Jeff Roberson [Tue, 14 Jan 2020 02:00:24 +0000 (02:00 +0000)]
Fix a long standing bug in journaled soft-updates. The dirrem structure
needs to handle file removal, directory removal, file move, directory move,
etc. The code in handle_workitem_remove() needs to propagate any completed
journal entries to the write that will render the change stable. In the
case of a moved directory this means the new parent. However, for an
overwrite that frees a directory (DIRCHG) we must move the jsegdep to the
removed inode to be released when it is stable in the cg bitmap or the
unlinked inode list.
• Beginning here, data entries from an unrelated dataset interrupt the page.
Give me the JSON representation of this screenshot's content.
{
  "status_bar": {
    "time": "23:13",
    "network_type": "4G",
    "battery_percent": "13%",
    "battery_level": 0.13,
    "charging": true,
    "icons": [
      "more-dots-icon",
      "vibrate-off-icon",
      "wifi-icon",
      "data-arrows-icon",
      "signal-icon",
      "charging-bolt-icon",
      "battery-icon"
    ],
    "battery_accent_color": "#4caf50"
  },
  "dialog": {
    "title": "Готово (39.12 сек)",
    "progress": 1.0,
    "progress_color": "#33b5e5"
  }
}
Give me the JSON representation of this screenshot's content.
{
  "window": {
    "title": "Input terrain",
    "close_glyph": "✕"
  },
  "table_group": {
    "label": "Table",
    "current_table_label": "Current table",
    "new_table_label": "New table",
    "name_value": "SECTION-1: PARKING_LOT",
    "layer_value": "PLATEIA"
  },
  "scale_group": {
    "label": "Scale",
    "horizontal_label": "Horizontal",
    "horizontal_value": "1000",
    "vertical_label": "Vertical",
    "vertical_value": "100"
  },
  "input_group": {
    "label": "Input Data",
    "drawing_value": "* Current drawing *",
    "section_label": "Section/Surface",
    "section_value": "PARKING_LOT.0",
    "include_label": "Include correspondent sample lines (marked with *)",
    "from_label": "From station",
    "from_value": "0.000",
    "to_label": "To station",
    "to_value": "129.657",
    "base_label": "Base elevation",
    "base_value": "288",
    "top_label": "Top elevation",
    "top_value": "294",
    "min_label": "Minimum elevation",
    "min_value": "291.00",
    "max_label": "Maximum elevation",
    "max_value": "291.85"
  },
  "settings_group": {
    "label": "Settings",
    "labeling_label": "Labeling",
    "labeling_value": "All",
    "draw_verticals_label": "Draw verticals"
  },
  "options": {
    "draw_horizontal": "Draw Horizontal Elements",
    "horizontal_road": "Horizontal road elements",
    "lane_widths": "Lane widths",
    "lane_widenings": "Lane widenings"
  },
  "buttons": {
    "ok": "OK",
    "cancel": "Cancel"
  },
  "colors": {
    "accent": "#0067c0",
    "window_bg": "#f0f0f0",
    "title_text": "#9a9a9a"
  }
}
This case was previously unhandled and caused a
panic.
netmap: disable passthrough with no hypervisor support
The netmap passthrough subsystem requires proper support in the
hypervisor. In particular, two PCI device ids (from the Red Hat
PCI vendor id 0x1b36) need to be assigned to the two netmap
virtual devices. We then disable these devices until the ids have
not been assigned, in order to avoid conflicts with other
virtual devices emulated by upstream QEMU.
vmx: fix initialization of TSO related descriptor fields
Fix a mistake introduced by r343291, which ported the vmx(4)
driver to iflib.
In case of TSO, the hlen field of the (first) tx descriptor must
be initialized to the cumulative length of Ethernet, IP and TCP
headers. The length of the TCP header was missing.
Dimitry Andric [Mon, 13 Jan 2020 20:31:10 +0000 (20:31 +0000)]
Merge commit f46ba4f07 from llvm git (by Simon Atanasyan):
[mips] Use less registers to load address of TargetExternalSymbol
There is no pattern matched `add hi, (MipsLo texternalsym)`. As a
result, loading an address of 32-bit symbol requires two registers
and one more additional instruction:
```
addiu $1, $zero, %lo(foo)
lui $2, %hi(foo)
addu $25, $2, $1
```
This patch adds the missed pattern and enables generation more
effective set of instructions:
```
lui $1, %hi(foo)
addiu $25, $1, %lo(foo)
```
Merge commit 59bb3609f from llvm git (by Simon Atanasyan):
[mips] Fix 64-bit address loading in case of applying 32-bit mask to
the result
If result of 64-bit address loading combines with 32-bit mask, LLVM
tries to optimize the code and remove "redundant" loading of upper
32-bits of the address. It leads to incorrect code on MIPS64 targets.
MIPS backend creates the following chain of commands to load 64-bit
address in the `MipsTargetLowering::getAddrNonPICSym64` method:
```
(add (shl (add (shl (add %highest(sym), %higher(sym)),
16),
%hi(sym)),
16),
%lo(%sym))
```
If the mask presents, LLVM decides to optimize the chain of commands.
It really does not make sense to load upper 32-bits because the
0x0fffffff mask anyway clears them. After removing redundant commands
we get this chain:
```
(add (shl (%hi(sym), 16), %lo(%sym))
```
There is no patterns matched `(MipsHi (i64 symbol))`. Due a bug in
`SYM_32` predicate definition, backend incorrectly selects a pattern
for a 32-bit symbols and uses the `lui` instruction for loading
`%hi(sym)`.
As a result we get incorrect set of instructions with unnecessary
16-bit left shifting:
```
lui at,0x0
R_MIPS_HI16 foo
dsll at,at,0x10
daddiu at,at,0
R_MIPS_LO16 foo
```
This patch resolves two problems:
- Fix `SYM_32/SYM_64` predicates to prevent selection of patterns
dedicated to 32-bit symbols in case of using N64 ABI.
- Add missed patterns for 64-bit symbols for `%hi/%lo`.
Toomas Soome [Mon, 13 Jan 2020 20:02:27 +0000 (20:02 +0000)]
Backout 356693. The libsa malloc does provide necessary alignment and
memalign by 4 will reduce alignment for some platforms. Thanks for Ian for
pointing this out.
Kyle Evans [Mon, 13 Jan 2020 18:26:27 +0000 (18:26 +0000)]
tap(4): also note that we drop configured addresses
This provides a specific pointer for users of tap(4) to understand why their
interfaces are losing their addresses, and specifically how to workaround
this if they need different behavior.
This manpage received a .Dd bump earlier today in r35688, so no bump occurs
this time.
Mateusz Guzik [Mon, 13 Jan 2020 14:33:51 +0000 (14:33 +0000)]
ufs: relax an overzealous assert added in r356671
Part of i_flag can persist across a drop to hold count of 0, at which
point the vnode is taken off the lazy list. Then whoever locks and unlocks
the vnode can trip on the assert.
This trips over kyua running a test untarring character devices to ufs.